Marine Corps Air Station Iwakuni commanding officer Col. Michael A. Dyer, right, speaks through translator Kanae Oikawa to Iwakuni Mayor Katsusuke Ihara during a meeting Thursday. (John S. Rafoss / U.S. Marine Corps)
The mayor of Iwakuni, Japan, visited the commander of Marine Corps Air Station Iwakuni on Thursday to thank the base community for helping with last month’s efforts to clean the typhoon-damaged Kintai Bridge area.
Mayor Katsusuke Ihara expressed his appreciation to Col. Michael Dyer exactly one month after Typhoon Nabi left debris including broken boats, a turned- over car and bus and uprooted bricks, a base news report stated. Base residents volunteered to help clean the community.
Dyer was quoted in the report as saying that one of his top priorities is maintaining a positive relationship with the community to “foster an atmosphere that teaches investing in each other. We consider Iwakuni city as part of our community,” Dyer stated.
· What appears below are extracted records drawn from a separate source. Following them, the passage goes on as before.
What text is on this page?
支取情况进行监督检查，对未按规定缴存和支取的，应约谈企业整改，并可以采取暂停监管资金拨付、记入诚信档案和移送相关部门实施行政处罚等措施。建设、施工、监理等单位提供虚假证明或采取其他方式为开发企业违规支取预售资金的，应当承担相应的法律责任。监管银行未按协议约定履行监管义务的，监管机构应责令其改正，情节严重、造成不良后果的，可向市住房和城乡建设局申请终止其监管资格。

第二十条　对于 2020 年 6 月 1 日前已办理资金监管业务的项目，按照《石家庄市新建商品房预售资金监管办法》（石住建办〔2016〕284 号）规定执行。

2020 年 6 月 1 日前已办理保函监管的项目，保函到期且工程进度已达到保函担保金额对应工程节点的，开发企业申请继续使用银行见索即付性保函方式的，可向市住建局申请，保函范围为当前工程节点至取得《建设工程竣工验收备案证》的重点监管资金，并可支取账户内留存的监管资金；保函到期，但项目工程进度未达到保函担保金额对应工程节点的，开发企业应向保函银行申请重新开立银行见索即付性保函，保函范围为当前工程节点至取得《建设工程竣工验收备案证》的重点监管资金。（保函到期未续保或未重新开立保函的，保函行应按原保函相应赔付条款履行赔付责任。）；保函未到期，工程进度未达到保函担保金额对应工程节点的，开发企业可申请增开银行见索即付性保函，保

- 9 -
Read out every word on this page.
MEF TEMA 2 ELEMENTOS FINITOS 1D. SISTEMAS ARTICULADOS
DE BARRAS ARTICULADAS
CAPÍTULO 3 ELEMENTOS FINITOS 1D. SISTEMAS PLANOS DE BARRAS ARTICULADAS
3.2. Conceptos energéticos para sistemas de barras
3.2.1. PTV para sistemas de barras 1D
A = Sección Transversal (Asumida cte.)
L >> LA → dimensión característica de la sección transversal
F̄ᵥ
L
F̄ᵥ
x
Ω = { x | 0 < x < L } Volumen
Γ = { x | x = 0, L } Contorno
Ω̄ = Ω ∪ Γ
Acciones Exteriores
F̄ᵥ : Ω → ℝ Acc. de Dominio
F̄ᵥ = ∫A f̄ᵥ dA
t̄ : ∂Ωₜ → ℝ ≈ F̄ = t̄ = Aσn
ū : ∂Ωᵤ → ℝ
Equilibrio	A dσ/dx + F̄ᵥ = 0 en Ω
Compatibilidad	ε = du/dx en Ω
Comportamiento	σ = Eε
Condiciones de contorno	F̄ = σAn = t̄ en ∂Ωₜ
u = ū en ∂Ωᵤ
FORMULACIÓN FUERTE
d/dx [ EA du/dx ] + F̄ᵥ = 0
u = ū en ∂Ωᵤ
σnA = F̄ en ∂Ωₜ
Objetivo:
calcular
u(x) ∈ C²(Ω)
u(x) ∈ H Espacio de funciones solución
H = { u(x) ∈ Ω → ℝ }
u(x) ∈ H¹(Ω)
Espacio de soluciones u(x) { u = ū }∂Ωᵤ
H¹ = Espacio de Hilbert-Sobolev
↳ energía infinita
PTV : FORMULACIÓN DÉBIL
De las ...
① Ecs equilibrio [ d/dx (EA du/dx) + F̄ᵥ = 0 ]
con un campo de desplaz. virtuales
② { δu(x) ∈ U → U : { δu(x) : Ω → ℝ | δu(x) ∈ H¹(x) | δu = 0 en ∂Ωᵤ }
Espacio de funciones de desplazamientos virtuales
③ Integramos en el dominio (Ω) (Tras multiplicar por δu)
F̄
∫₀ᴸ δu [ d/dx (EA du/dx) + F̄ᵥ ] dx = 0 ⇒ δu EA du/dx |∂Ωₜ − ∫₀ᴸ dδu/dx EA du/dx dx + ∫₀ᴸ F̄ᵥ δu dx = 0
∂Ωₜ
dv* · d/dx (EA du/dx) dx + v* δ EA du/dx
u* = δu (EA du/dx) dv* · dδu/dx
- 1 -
One Marine who volunteered said the appreciation expressed by the mayor was nice but not necessary. “We live here, too, in the community and as such we want to be involved in helping in a situation like this,” said Lance Cpl. LaToya Thompson of Headquarters and Headquarters Squadron.
Thompson, from Greensboro, N.C., said she helped remove parking lot brickwork ripped apart by the typhoon, trees wrapped around portions of the bridge and riverbed sand that the storm had heaved onto sidewalks and streets.
“It’s very gratifying to know that our efforts are being recognized by someone of such prestige,” stated Lance Cpl. David Bradberry from Headquarters and Headquarters Squadron, a native of New Orleans.
“I think our volunteer work benefited them as it did us,” he added. “We might as well give back to the community when it needs it.”